To give us hope for the future there are the 46.3 billion euros of Next Generation Eu funds, which Di Camillo defines as “a crucial opportunity: even if there are no unicorns, rest assured: Italian startups are rare gems to look closely at, in a context in which Italy will become an increasingly strategic market in which to invest” . Dettori appears a bit skeptical: “The leaders in Europe begin to to measure oneself on the ability to generate unicorns. Here we have all the resources necessary to compete, but we have to believe in it. The problem is that we talk to each other and we can’t talk to society “.

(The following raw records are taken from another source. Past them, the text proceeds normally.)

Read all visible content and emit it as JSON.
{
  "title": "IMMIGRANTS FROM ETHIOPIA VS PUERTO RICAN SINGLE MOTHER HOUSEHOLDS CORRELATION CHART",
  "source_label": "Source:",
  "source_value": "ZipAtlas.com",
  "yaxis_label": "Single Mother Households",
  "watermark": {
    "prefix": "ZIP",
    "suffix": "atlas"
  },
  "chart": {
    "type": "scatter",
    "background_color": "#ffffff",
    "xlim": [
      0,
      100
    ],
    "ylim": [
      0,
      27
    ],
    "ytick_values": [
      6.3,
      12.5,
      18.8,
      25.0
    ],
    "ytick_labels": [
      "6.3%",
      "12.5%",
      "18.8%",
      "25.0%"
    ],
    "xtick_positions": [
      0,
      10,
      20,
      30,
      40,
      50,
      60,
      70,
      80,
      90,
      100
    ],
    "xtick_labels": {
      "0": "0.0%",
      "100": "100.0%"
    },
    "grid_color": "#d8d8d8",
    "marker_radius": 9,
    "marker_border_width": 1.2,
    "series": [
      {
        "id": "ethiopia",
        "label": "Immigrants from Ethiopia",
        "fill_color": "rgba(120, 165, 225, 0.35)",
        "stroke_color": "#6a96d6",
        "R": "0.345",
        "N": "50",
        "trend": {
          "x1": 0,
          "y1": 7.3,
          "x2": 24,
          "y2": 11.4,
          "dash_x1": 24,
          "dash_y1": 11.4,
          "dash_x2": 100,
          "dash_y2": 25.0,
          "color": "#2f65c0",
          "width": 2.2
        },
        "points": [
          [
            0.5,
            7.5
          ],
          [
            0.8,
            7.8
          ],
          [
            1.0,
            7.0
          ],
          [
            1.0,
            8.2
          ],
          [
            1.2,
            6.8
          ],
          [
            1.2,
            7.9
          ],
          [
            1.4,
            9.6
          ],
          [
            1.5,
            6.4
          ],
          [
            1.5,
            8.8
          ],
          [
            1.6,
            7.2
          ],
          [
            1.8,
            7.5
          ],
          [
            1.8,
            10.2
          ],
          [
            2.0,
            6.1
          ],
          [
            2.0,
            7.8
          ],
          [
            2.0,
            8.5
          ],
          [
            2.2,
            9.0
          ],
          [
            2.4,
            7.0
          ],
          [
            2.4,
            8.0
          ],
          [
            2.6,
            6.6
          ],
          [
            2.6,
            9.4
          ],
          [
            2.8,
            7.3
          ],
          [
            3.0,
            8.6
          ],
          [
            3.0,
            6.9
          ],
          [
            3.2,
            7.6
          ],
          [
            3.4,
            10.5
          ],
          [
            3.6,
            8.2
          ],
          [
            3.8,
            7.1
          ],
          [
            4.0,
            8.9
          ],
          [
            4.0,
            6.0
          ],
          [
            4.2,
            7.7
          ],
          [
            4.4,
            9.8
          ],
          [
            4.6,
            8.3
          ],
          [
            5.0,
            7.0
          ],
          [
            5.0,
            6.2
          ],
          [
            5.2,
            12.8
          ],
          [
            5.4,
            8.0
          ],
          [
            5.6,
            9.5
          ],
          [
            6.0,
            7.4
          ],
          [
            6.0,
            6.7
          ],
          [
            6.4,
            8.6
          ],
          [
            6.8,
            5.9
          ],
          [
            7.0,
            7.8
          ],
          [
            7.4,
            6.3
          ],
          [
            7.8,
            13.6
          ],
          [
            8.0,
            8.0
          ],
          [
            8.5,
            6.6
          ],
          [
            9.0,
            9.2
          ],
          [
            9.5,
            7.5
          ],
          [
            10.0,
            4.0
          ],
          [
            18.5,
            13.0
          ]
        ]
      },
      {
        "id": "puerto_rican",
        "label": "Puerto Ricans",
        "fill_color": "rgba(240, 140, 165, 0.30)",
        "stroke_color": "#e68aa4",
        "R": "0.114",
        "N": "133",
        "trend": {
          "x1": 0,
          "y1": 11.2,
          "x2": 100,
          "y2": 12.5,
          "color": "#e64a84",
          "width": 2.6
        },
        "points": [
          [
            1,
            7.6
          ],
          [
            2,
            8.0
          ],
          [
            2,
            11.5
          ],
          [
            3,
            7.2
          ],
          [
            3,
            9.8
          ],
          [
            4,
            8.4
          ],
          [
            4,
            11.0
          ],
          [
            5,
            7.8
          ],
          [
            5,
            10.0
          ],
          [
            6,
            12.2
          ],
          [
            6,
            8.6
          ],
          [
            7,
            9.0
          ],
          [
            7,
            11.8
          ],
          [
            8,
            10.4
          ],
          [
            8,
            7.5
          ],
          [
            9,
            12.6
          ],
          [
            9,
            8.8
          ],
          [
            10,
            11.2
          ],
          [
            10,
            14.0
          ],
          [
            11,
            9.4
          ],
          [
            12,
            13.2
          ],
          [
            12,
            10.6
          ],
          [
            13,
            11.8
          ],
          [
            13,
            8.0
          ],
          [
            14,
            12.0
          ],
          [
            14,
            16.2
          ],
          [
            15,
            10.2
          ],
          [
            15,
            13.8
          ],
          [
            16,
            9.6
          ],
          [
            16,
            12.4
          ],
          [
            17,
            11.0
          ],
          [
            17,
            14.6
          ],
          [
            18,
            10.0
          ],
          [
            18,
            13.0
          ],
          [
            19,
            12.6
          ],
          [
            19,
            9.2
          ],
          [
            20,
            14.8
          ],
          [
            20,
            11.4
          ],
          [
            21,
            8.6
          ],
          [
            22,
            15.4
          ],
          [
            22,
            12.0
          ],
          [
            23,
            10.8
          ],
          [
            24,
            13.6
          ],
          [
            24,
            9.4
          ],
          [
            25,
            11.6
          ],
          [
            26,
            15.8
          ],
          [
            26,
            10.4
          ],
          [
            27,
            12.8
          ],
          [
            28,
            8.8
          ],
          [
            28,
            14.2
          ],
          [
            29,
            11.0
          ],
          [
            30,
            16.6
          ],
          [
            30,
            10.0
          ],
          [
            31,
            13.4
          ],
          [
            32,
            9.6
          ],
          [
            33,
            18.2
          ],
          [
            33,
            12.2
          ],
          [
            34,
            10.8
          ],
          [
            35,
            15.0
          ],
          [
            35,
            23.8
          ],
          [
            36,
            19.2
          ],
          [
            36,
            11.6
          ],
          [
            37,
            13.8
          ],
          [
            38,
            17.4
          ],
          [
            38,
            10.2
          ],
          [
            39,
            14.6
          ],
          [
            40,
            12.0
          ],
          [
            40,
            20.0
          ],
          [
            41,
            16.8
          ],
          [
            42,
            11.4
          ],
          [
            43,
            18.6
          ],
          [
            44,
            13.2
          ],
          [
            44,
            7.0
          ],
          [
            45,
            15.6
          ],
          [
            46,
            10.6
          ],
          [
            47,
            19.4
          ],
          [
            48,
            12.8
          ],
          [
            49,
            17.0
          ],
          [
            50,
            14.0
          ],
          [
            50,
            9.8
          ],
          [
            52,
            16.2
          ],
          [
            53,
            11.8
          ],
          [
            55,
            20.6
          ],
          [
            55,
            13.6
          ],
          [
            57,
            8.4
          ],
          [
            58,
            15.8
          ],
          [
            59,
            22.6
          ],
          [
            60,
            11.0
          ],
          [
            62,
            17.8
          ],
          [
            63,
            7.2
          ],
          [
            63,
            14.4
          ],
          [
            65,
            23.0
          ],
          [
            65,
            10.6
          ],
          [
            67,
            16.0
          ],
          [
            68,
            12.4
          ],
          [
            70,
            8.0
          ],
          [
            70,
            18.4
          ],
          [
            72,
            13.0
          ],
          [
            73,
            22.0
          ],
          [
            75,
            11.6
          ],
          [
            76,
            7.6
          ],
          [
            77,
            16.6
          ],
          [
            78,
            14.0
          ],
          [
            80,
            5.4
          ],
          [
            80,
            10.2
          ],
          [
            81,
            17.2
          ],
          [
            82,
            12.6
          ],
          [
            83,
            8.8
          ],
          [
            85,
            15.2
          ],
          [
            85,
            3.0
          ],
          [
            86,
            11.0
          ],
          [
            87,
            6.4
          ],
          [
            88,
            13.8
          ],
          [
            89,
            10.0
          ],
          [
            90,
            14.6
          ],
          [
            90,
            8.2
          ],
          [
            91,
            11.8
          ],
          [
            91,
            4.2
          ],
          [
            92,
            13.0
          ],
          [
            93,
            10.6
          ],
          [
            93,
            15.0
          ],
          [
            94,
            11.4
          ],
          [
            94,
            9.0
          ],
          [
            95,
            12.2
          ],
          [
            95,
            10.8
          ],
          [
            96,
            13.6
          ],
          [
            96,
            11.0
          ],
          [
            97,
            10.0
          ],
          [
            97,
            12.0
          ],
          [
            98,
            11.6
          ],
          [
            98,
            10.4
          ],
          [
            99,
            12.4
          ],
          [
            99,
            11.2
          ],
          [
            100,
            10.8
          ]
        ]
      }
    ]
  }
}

Very critical is Angelo Coletta, president of InnovUp, former Italia Startup, an association that groups startups and innovative SMEs: “We are growing, it is true, but we are always behind. The two fundamental problems of the ecosystem remain: on the one hand, too many funds of inadequate size to do A rounds and that despite this they persist in doing them, thus ruining the cap table of startups in which they invest and forcing the founders to end up under the majority with the next round, so that then no one invests us anymore; on the other hand, there is a lack of professional figures with global culture and international experience, in startups as in Vc “. On the same line Carnovale:” Unfortunately there are many investments that have nothing to do with venture capital, but they are in fact private equity or M&A rounds which effectively take control of the company away from the founders “.